Inaki Miranda delivers some truly breathtaking art in issue #9 of FAIREST. The scenes are incredibly detailed and the panel layout is abstract. Although the panels are definitely organized and easy to read, Miranda doesn't use a traditional panel layout to tell the story, but rather utilizes objects within panels to create panels within panels, connecting the story in an abstract (but organized) way. A great example of this is when Miranda utilizes the Fox's reflection in the mirror of her car to create a new panel. It's really well done. Not only is the layout of the panels interesting, but the art is just stunning. The inking is great, not very heavy and really showcases the detail of Miranda's pencils.
The story picks up where we left off in issue #8 and provides a bit more back story to Rapunzel's character. We discover that her children have been the focus of her character's journey from the very beginning; from the moment she first set foot in Japan.
What exactly is Rapunzel's importance? We get these really beautifully drawn panels depicting her life centuries ago in Japan, but it is unclear as to why she was not only spared, but she was given a place in the royal court. The writer doesn't really explain why Rapunzel is treated with such high regard and fully accepted into the royal Japanese court, and the scene in which she enters into the court is sort of bizarre. It's also not explained why the character is spared while other Fables characters are persecuted. I think it would have been more interesting if the writer focused more specifically on the decisions and motives of other characters.
The story jumps around a lot.
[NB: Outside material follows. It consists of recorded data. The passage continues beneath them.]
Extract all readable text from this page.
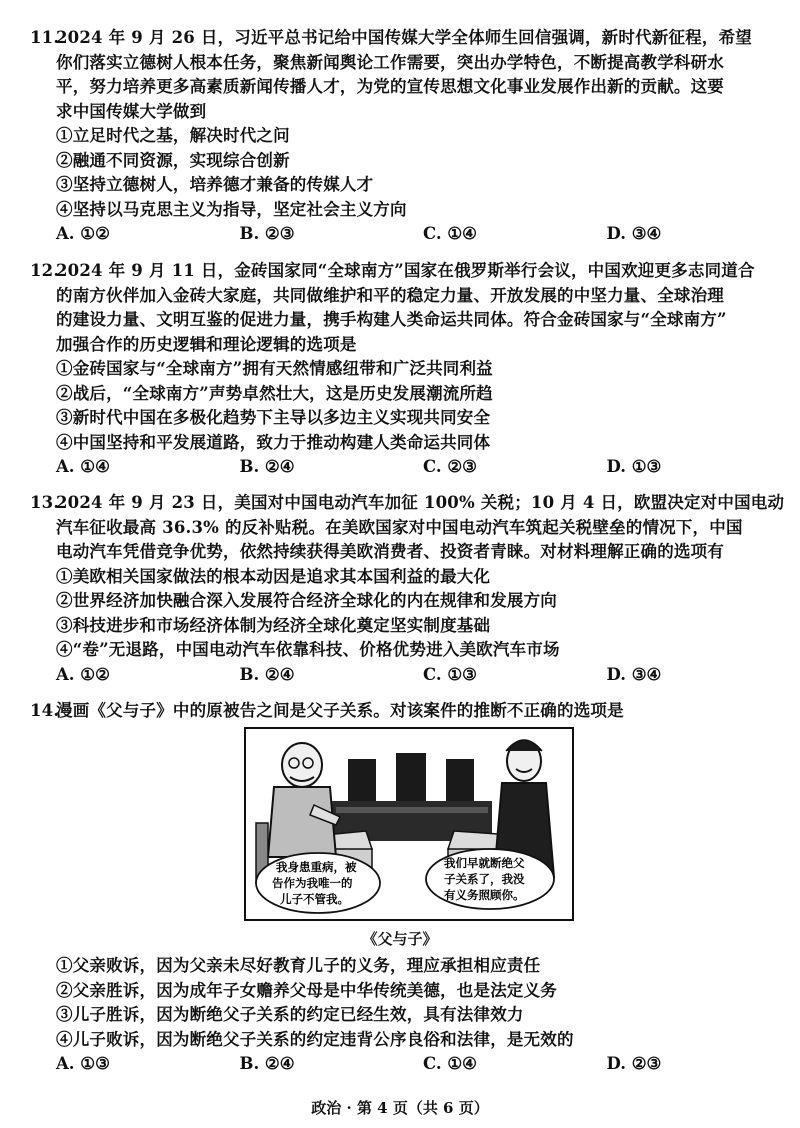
11.
2024 年 9 月 26 日，习近平总书记给中国传媒大学全体师生回信强调，新时代新征程，希望
你们落实立德树人根本任务，聚焦新闻舆论工作需要，突出办学特色，不断提高教学科研水
平，努力培养更多高素质新闻传播人才，为党的宣传思想文化事业发展作出新的贡献。这要
求中国传媒大学做到
①立足时代之基，解决时代之问
②融通不同资源，实现综合创新
③坚持立德树人，培养德才兼备的传媒人才
④坚持以马克思主义为指导，坚定社会主义方向
A. ①②	B. ②③	C. ①④	D. ③④
12.
2024 年 9 月 11 日，金砖国家同“全球南方”国家在俄罗斯举行会议，中国欢迎更多志同道合
的南方伙伴加入金砖大家庭，共同做维护和平的稳定力量、开放发展的中坚力量、全球治理
的建设力量、文明互鉴的促进力量，携手构建人类命运共同体。符合金砖国家与“全球南方”
加强合作的历史逻辑和理论逻辑的选项是
①金砖国家与“全球南方”拥有天然情感纽带和广泛共同利益
②战后，“全球南方”声势卓然壮大，这是历史发展潮流所趋
③新时代中国在多极化趋势下主导以多边主义实现共同安全
④中国坚持和平发展道路，致力于推动构建人类命运共同体
A. ①④	B. ②④	C. ②③	D. ①③
13.
2024 年 9 月 23 日，美国对中国电动汽车加征 100% 关税；10 月 4 日，欧盟决定对中国电动
汽车征收最高 36.3% 的反补贴税。在美欧国家对中国电动汽车筑起关税壁垒的情况下，中国
电动汽车凭借竞争优势，依然持续获得美欧消费者、投资者青睐。对材料理解正确的选项有
①美欧相关国家做法的根本动因是追求其本国利益的最大化
②世界经济加快融合深入发展符合经济全球化的内在规律和发展方向
③科技进步和市场经济体制为经济全球化奠定坚实制度基础
④“卷”无退路，中国电动汽车依靠科技、价格优势进入美欧汽车市场
A. ①②	B. ②④	C. ①③	D. ③④
14.
漫画《父与子》中的原被告之间是父子关系。对该案件的推断不正确的选项是
我身患重病，被 告作为我唯一的 儿子不管我。
我们早就断绝父 子关系了，我没 有义务照顾你。
《父与子》
①父亲败诉，因为父亲未尽好教育儿子的义务，理应承担相应责任
②父亲胜诉，因为成年子女赡养父母是中华传统美德，也是法定义务
③儿子胜诉，因为断绝父子关系的约定已经生效，具有法律效力
④儿子败诉，因为断绝父子关系的约定违背公序良俗和法律，是无效的
A. ①③	B. ②④	C. ①④	D. ②③
政治 · 第 4 页（共 6 页）
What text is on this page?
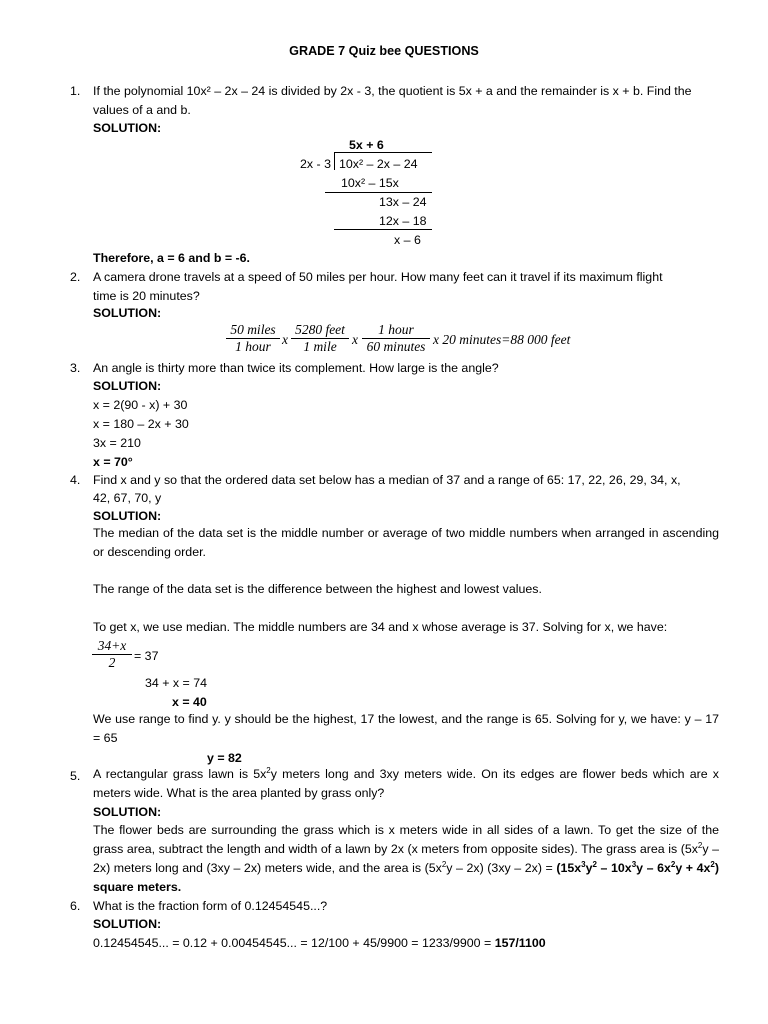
GRADE 7 Quiz bee QUESTIONS
1. If the polynomial 10x² – 2x – 24 is divided by 2x - 3, the quotient is 5x + a and the remainder is x + b. Find the
values of a and b.
SOLUTION:
5x + 6
2x - 3 10x² – 2x – 24
10x² – 15x
13x – 24
12x – 18
x – 6
Therefore, a = 6 and b = -6.
2. A camera drone travels at a speed of 50 miles per hour. How many feet can it travel if its maximum flight
time is 20 minutes?
SOLUTION:
50 miles
1 hour x
5280 feet
1 mile	x
1 hour
60 minutes x 20 minutes=88 000 feet
3. An angle is thirty more than twice its complement. How large is the angle?
SOLUTION:
x = 2(90 - x) + 30
x = 180 – 2x + 30
3x = 210
x = 70°
4. Find x and y so that the ordered data set below has a median of 37 and a range of 65: 17, 22, 26, 29, 34, x,
42, 67, 70, y
SOLUTION:
The median of the data set is the middle number or average of two middle numbers when arranged in ascending or descending order.
The range of the data set is the difference between the highest and lowest values.
To get x, we use median. The middle numbers are 34 and x whose average is 37. Solving for x, we have:
$\frac{34+x}{2} = 37$
34 + x = 74
x = 40
We use range to find y. y should be the highest, 17 the lowest, and the range is 65. Solving for y, we have: y – 17 = 65
y = 82
5. A rectangular grass lawn is $5x^2y$ meters long and 3xy meters wide. On its edges are flower beds which are x meters wide. What is the area planted by grass only?
SOLUTION:
The flower beds are surrounding the grass which is x meters wide in all sides of a lawn. To get the size of the grass area, subtract the length and width of a lawn by 2x (x meters from opposite sides). The grass area is $(5x^2y - 2x)$ meters long and (3xy – 2x) meters wide, and the area is $(5x^2y - 2x)$ $(3xy - 2x) = (15x^3y^2 - 10x^3y - 6x^2y + 4x^2)$ square meters.
6. What is the fraction form of 0.12454545...?
SOLUTION:
0.12454545... = 0.12 + 0.00454545... = 12/100 + 45/9900 = 1233/9900 = 157/1100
We move from Japan, centuries ago to the present, then back to the past again several times. The jumping around does make things complicated to read and it draws the focus of the story away from Rapunzel's character. We don't really get a sense as to who she is and what she's running away from or why, and a lot of that doesn't make her a very likable character.
I think we're getting a somewhat interesting story on the surface, but as far as the motivations behind the decisions made by some of these characters, that's leaving us in the dark a little bit.
The art, like I said, is incredible. It was neat to see the combination of ancient Japan mixed with modern Tokyo in the story, but I'm not so sure how well it meshed due to the way the issue was organized. The story jumps around a lot and is kind of confusing in some parts, and it also makes it difficult to really explore the identity and motivations of the character. We don't get a good sense of who she is, and why she made certain decisions. I really wanted to like this issue and this story arc, but something about it just didn't grab me. Be it because the characters aren't very likable, or because the story jumps around, or maybe because the character's motivations aren't clear. Bottom line, though, it's hard to tell what direction this story is going.